Behaviors > Behaviors overview |
Behaviors allow visitors to interact with a Web page to change the page in various ways, or to cause certain tasks to be performed. A behavior is a combination of an event with an action triggered by that event. In the Behaviors panel, you add a behavior to a page by specifying an action and then specifying the event that triggers that action.
Events are, effectively, messages generated by browsers indicating that a visitor to your page has done something. For example, when a visitor moves the pointer over a link, the browser generates an onMouseOver
event for that link; the browser then checks to see whether there's some JavaScript code it's supposed to call when that event is generated for that link. Different events are defined for different page elements; for example, in most browsers onMouseOver
and onClick
are events associated with links, whereas onLoad
is an event associated with images and with the body
section of the document.
An action consists of prewritten JavaScript code that performs a specific task, such as opening a browser window, showing or hiding a layer, playing a sound, or stopping a Shockwave movie. The actions provided with Macromedia Dreamweaver are carefully written by Dreamweaver engineers to provide maximum cross-browser compatibility.
After you attach a behavior to a page element, whenever the event you've specified occurs for that element, the browser calls the action (the JavaScript code) that you've associated with that event. (The events that you can use to trigger a given action vary from browser to browser.) For example, if you attach the Popup Message action to a link and specify that it will be triggered by the onMouseOver
event, then whenever someone points to that link with the mouse pointer in the browser, your message pops up in a dialog box.

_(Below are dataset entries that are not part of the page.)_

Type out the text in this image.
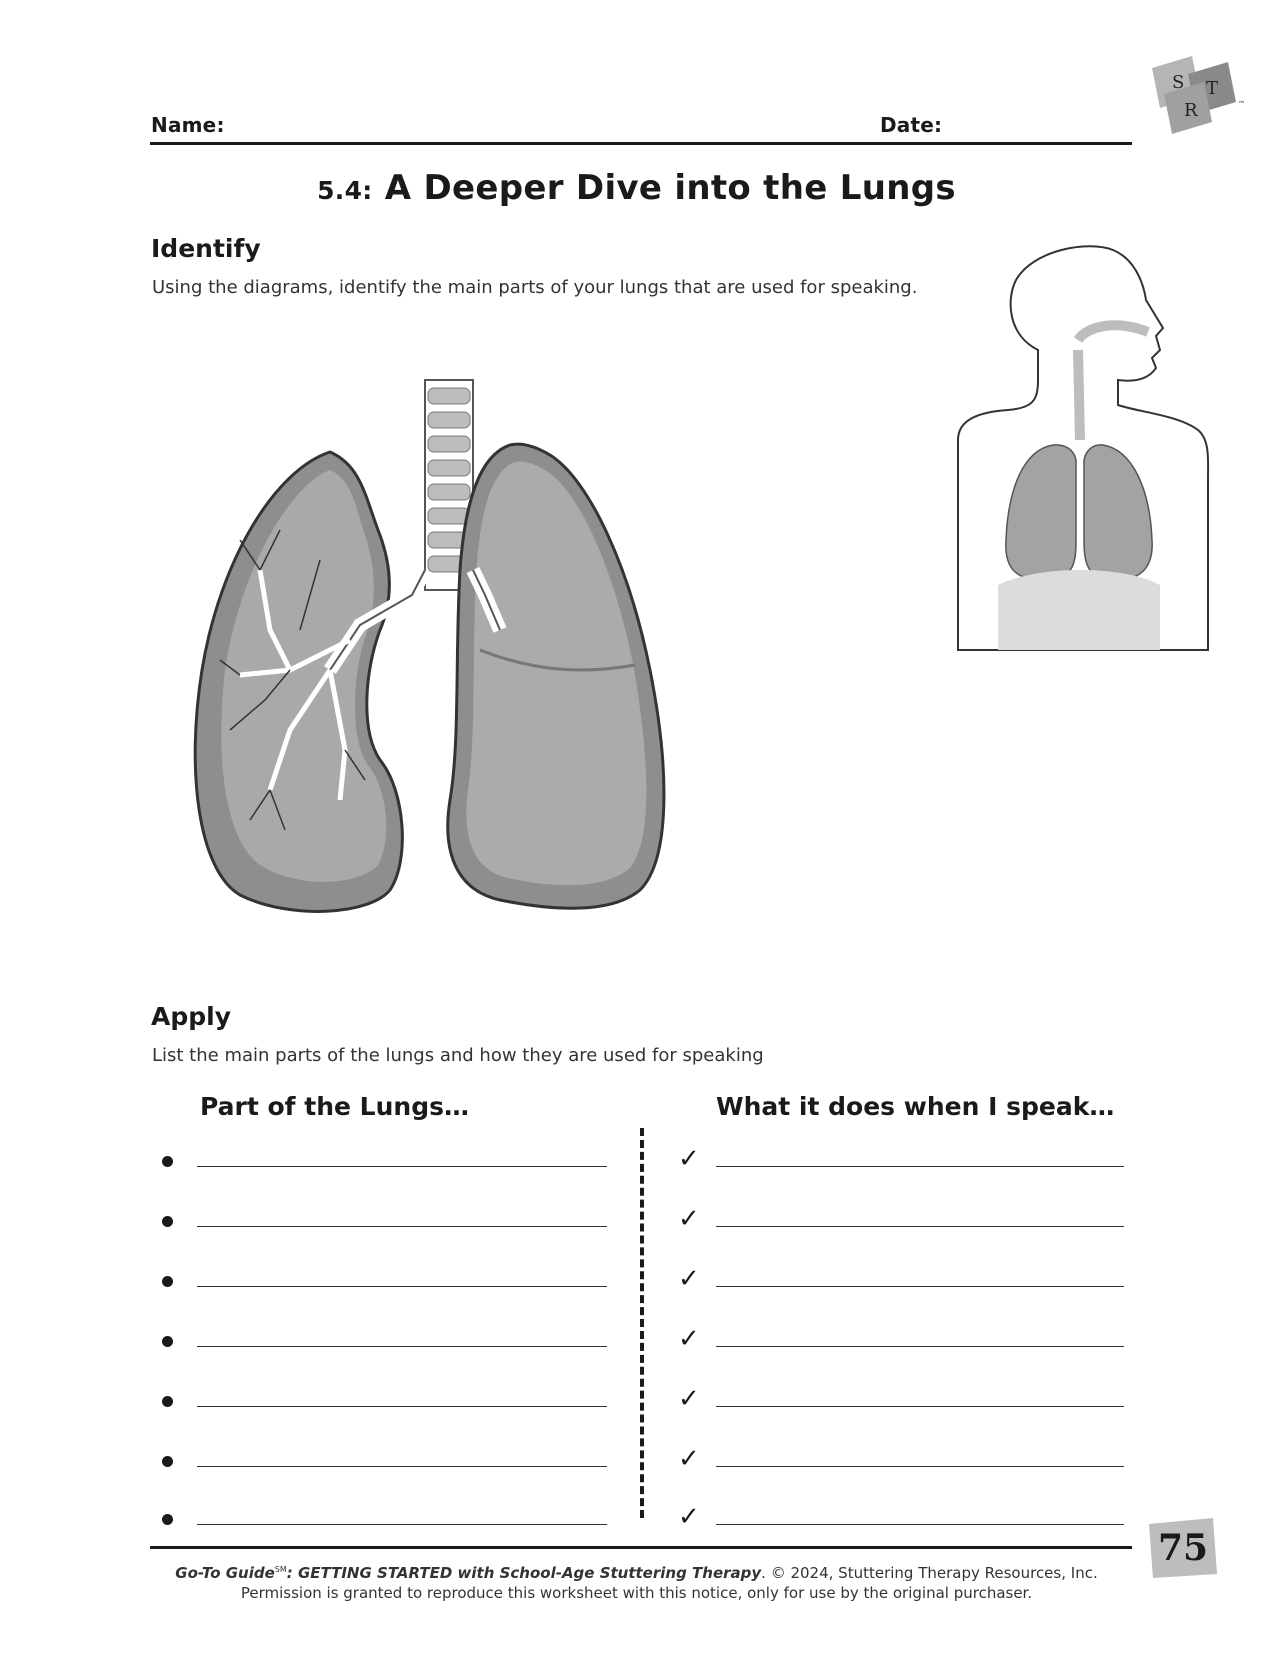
S T
R	™
Name:	Date:
5.4: A Deeper Dive into the Lungs
Identify
Using the diagrams, identify the main parts of your lungs that are used for speaking.
Apply
List the main parts of the lungs and how they are used for speaking
Part of the Lungs…	What it does when I speak…
✓
✓
✓
✓
✓
✓
✓
Go-To Guide℠: GETTING STARTED with School-Age Stuttering Therapy. © 2024, Stuttering Therapy Resources, Inc.
Permission is granted to reproduce this worksheet with this notice, only for use by the original purchaser.
75
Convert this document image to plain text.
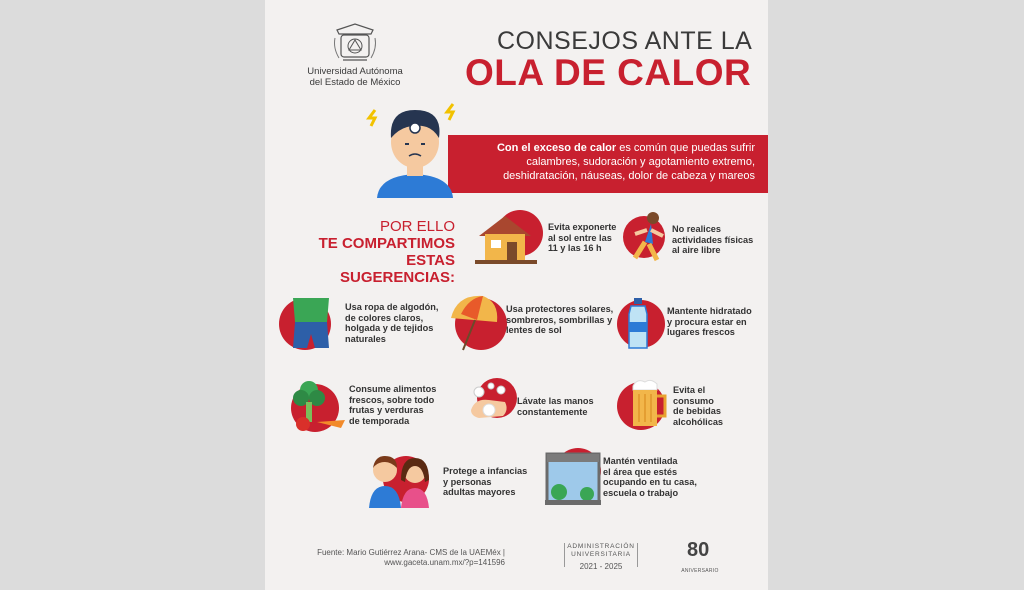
Universidad Autónoma
del Estado de México
CONSEJOS ANTE LA
OLA DE CALOR
Con el exceso de calor es común que puedas sufrir
calambres, sudoración y agotamiento extremo,
deshidratación, náuseas, dolor de cabeza y mareos
POR ELLO
TE COMPARTIMOS
ESTAS SUGERENCIAS:
Evita exponerte
al sol entre las
11 y las 16 h
No realices
actividades físicas
al aire libre
Usa ropa de algodón,
de colores claros,
holgada y de tejidos
naturales
Usa protectores solares,
sombreros, sombrillas y
lentes de sol
Mantente hidratado
y procura estar en
lugares frescos
Consume alimentos
frescos, sobre todo
frutas y verduras
de temporada
Lávate las manos
constantemente
Evita el
consumo
de bebidas
alcohólicas
Protege a infancias
y personas
adultas mayores
Mantén ventilada
el área que estés
ocupando en tu casa,
escuela o trabajo
Fuente: Mario Gutiérrez Arana- CMS de la UAEMéx |
www.gaceta.unam.mx/?p=141596
ADMINISTRACIÓN
UNIVERSITARIA
2021 - 2025
80
ANIVERSARIO
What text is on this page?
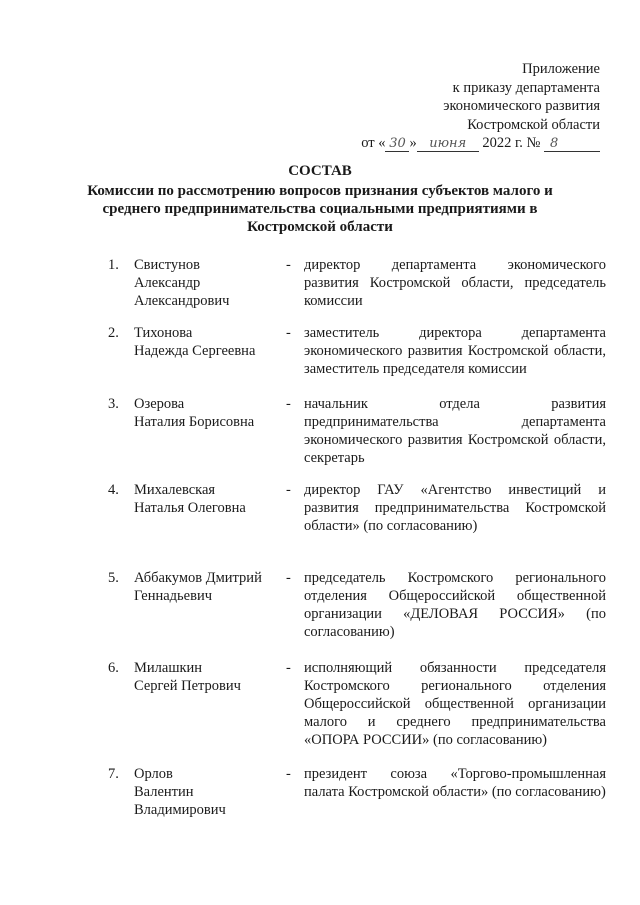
Приложение
к приказу департамента
экономического развития
Костромской области
от « 30 » июня 2022 г. № 8
СОСТАВ
Комиссии по рассмотрению вопросов признания субъектов малого и среднего предпринимательства социальными предприятиями в Костромской области
1. Свистунов
Александр
Александрович
- директор департамента экономического развития Костромской области, председатель комиссии
2. Тихонова
Надежда Сергеевна
- заместитель директора департамента экономического развития Костромской области, заместитель председателя комиссии
3. Озерова
Наталия Борисовна
- начальник отдела развития предпринимательства департамента экономического развития Костромской области, секретарь
4. Михалевская
Наталья Олеговна
- директор ГАУ «Агентство инвестиций и развития предпринимательства Костромской области» (по согласованию)
5. Аббакумов Дмитрий
Геннадьевич
- председатель Костромского регионального отделения Общероссийской общественной организации «ДЕЛОВАЯ РОССИЯ» (по согласованию)
6. Милашкин
Сергей Петрович
- исполняющий обязанности председателя Костромского регионального отделения Общероссийской общественной организации малого и среднего предпринимательства «ОПОРА РОССИИ» (по согласованию)
7. Орлов
Валентин
Владимирович
- президент союза «Торгово-промышленная палата Костромской области» (по согласованию)
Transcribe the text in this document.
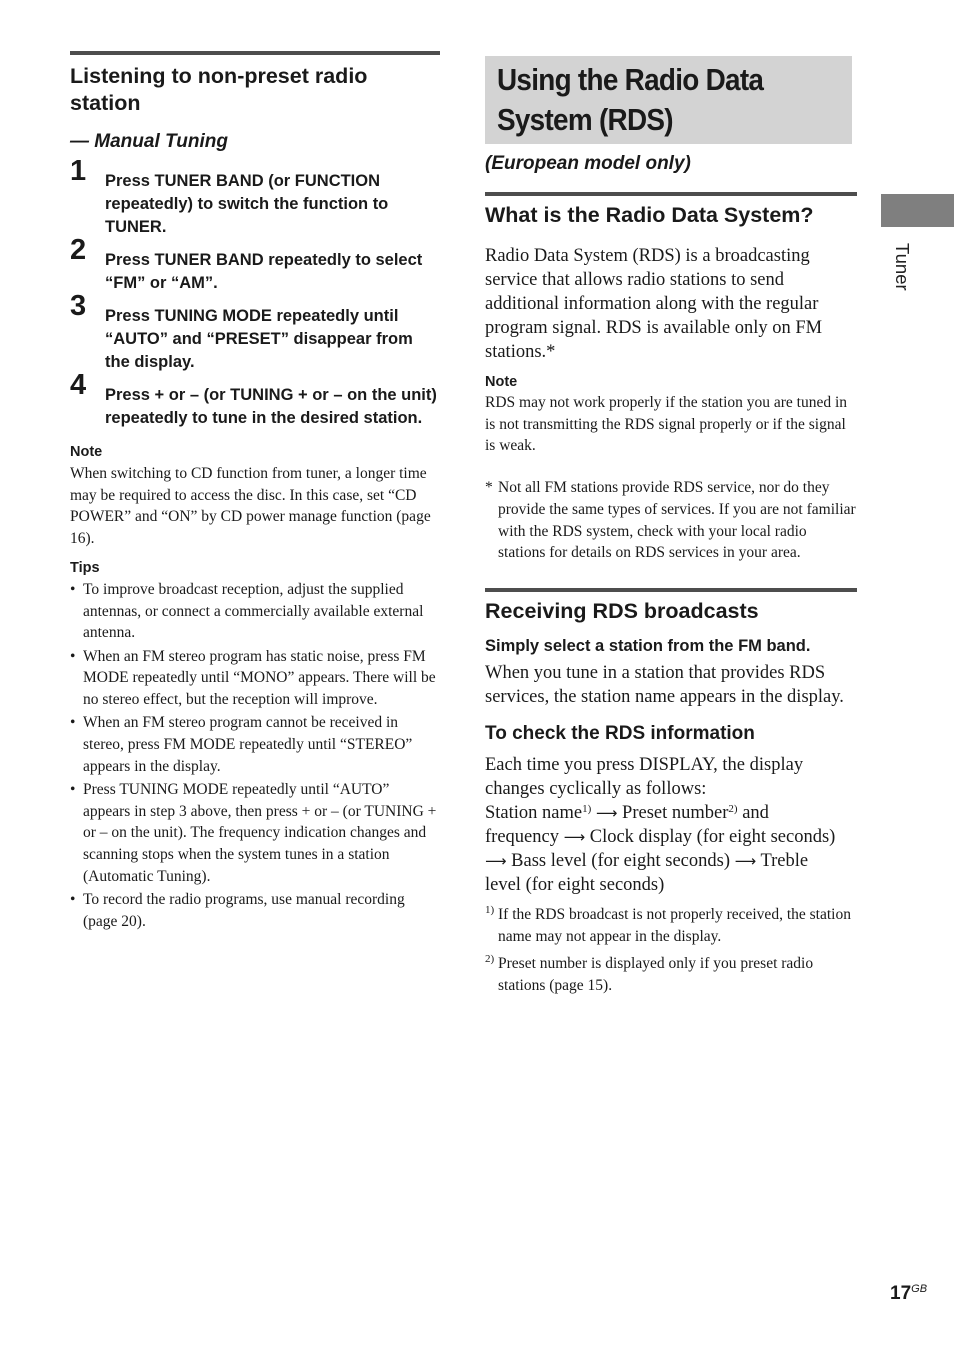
Listening to non-preset radio station

— Manual Tuning

1 Press TUNER BAND (or FUNCTION repeatedly) to switch the function to TUNER.
2 Press TUNER BAND repeatedly to select “FM” or “AM”.
3 Press TUNING MODE repeatedly until “AUTO” and “PRESET” disappear from the display.
4 Press + or – (or TUNING + or – on the unit) repeatedly to tune in the desired station.
Note
When switching to CD function from tuner, a longer time may be required to access the disc. In this case, set “CD POWER” and “ON” by CD power manage function (page 16).
Tips
• To improve broadcast reception, adjust the supplied antennas, or connect a commercially available external antenna.
• When an FM stereo program has static noise, press FM MODE repeatedly until “MONO” appears. There will be no stereo effect, but the reception will improve.
• When an FM stereo program cannot be received in stereo, press FM MODE repeatedly until “STEREO” appears in the display.
• Press TUNING MODE repeatedly until “AUTO” appears in step 3 above, then press + or – (or TUNING + or – on the unit). The frequency indication changes and scanning stops when the system tunes in a station (Automatic Tuning).
• To record the radio programs, use manual recording (page 20).
Using the Radio Data
System (RDS)

(European model only)

What is the Radio Data System?
Radio Data System (RDS) is a broadcasting service that allows radio stations to send additional information along with the regular program signal. RDS is available only on FM stations.*
Note
RDS may not work properly if the station you are tuned in is not transmitting the RDS signal properly or if the signal is weak.
* Not all FM stations provide RDS service, nor do they provide the same types of services. If you are not familiar with the RDS system, check with your local radio stations for details on RDS services in your area.
Receiving RDS broadcasts
Simply select a station from the FM band.
When you tune in a station that provides RDS services, the station name appears in the display.
To check the RDS information
Each time you press DISPLAY, the display changes cyclically as follows:
Station name$^{1)}$ ⟶ Preset number$^{2)}$ and
frequency ⟶ Clock display (for eight seconds)
⟶ Bass level (for eight seconds) ⟶ Treble
level (for eight seconds)
1) If the RDS broadcast is not properly received, the station name may not appear in the display.
2) Preset number is displayed only if you preset radio stations (page 15).
Tuner
$17^{GB}$
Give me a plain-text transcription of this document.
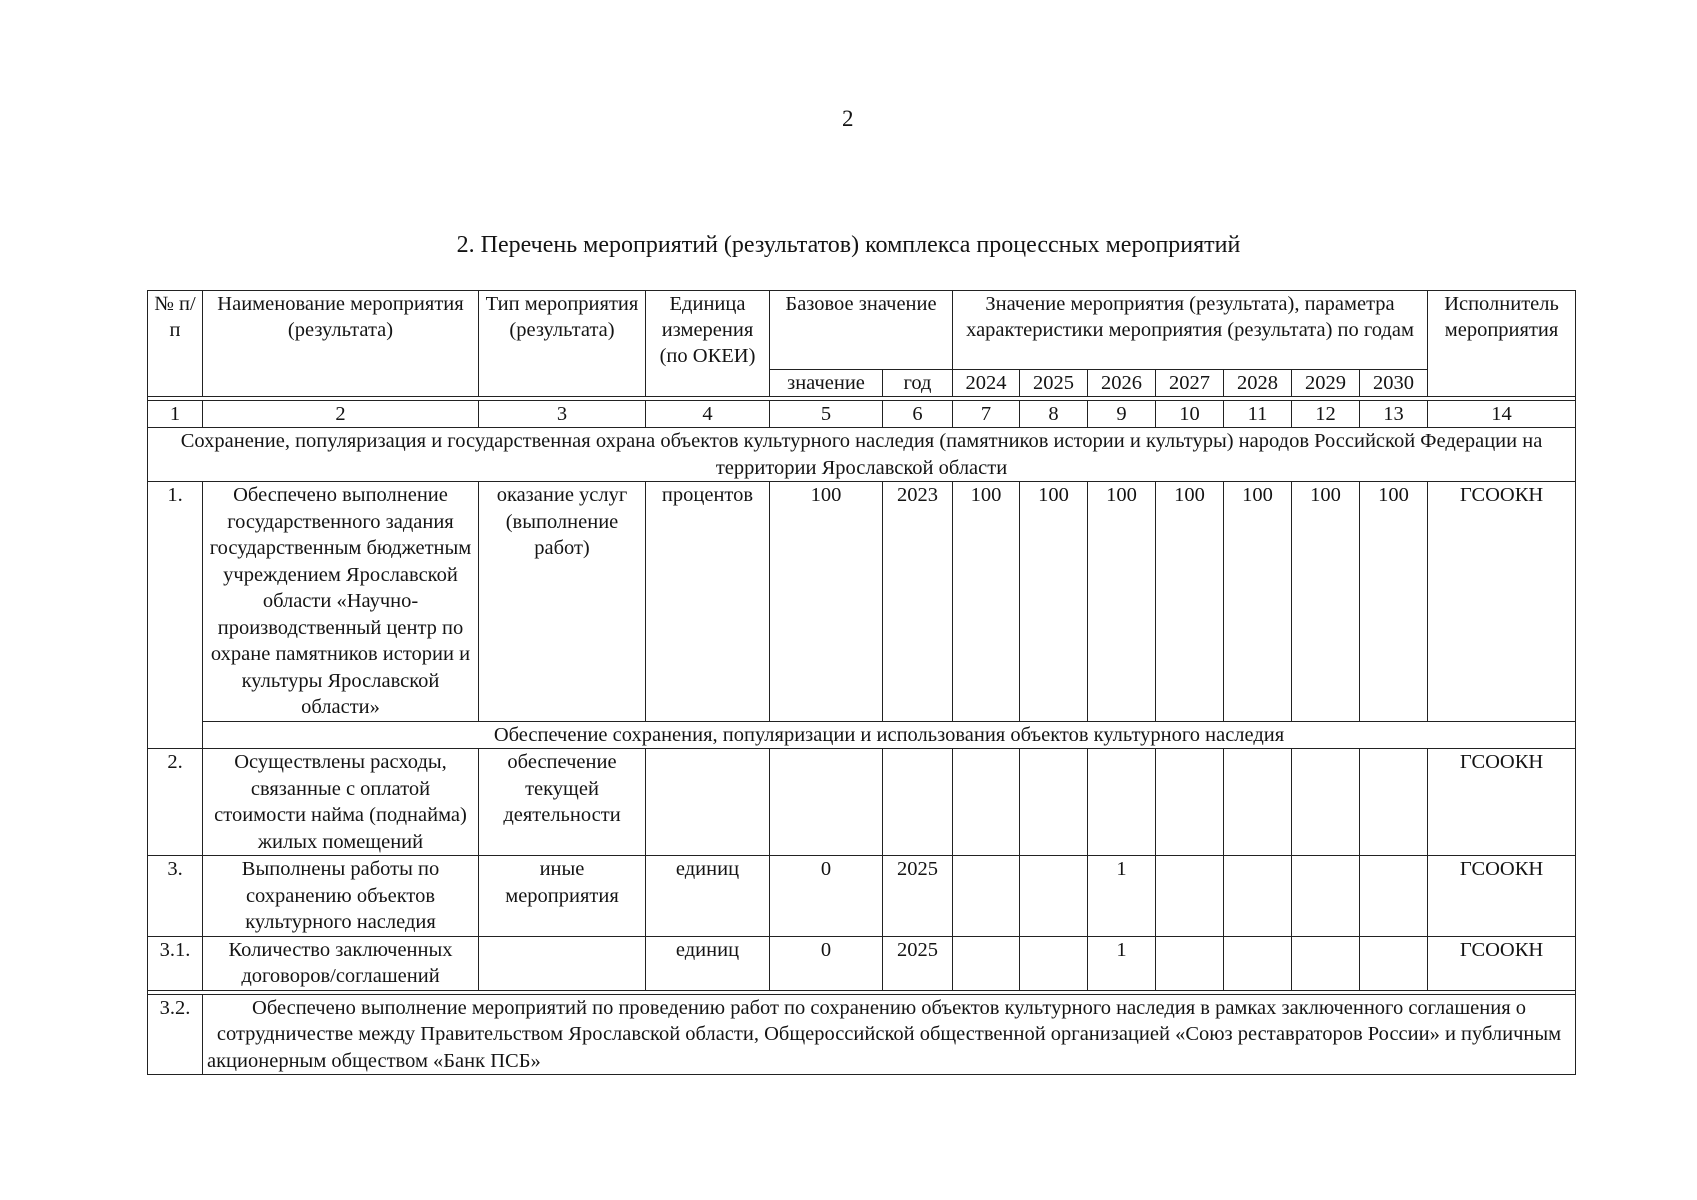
2
2. Перечень мероприятий (результатов) комплекса процессных мероприятий
№ п/п	Наименование мероприятия (результата)	Тип мероприятия (результата)	Единица измерения (по ОКЕИ)	Базовое значение		Значение мероприятия (результата), параметра характеристики мероприятия (результата) по годам							Исполнитель мероприятия
				значение	год	2024	2025	2026	2027	2028	2029	2030	

1	2	3	4	5	6	7	8	9	10	11	12	13	14
Сохранение, популяризация и государственная охрана объектов культурного наследия (памятников истории и культуры) народов Российской Федерации на территории Ярославской области													
1.	Обеспечено выполнение государственного задания государственным бюджетным учреждением Ярославской области «Научно-производственный центр по охране памятников истории и культуры Ярославской области»	оказание услуг (выполнение работ)	процентов	100	2023	100	100	100	100	100	100	100	ГСООКН
	Обеспечение сохранения, популяризации и использования объектов культурного наследия												
2.	Осуществлены расходы, связанные с оплатой стоимости найма (поднайма) жилых помещений	обеспечение текущей деятельности											ГСООКН
3.	Выполнены работы по сохранению объектов культурного наследия	иные мероприятия	единиц	0	2025			1					ГСООКН
3.1.	Количество заключенных договоров/соглашений		единиц	0	2025			1					ГСООКН

3.2.	Обеспечено выполнение мероприятий по проведению работ по сохранению объектов культурного наследия в рамках заключенного соглашения о сотрудничестве между Правительством Ярославской области, Общероссийской общественной организацией «Союз реставраторов России» и публичным акционерным обществом «Банк ПСБ»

A single event can trigger several different actions, and you can specify the order in which those actions occur.
Dreamweaver provides about two dozen behavior actions; additional actions can be found on the Macromedia Exchange Web site as well as on third-party developer sites. (See Downloading and installing third-party behaviors.) You can write your own behavior actions if you are proficient in JavaScript. For more information on writing behavior actions, see Extending Dreamweaver.
Note: The terms behavior and action are Dreamweaver terms, not HTML terms. From the browser's point of view, an action is just like any other piece of JavaScript code.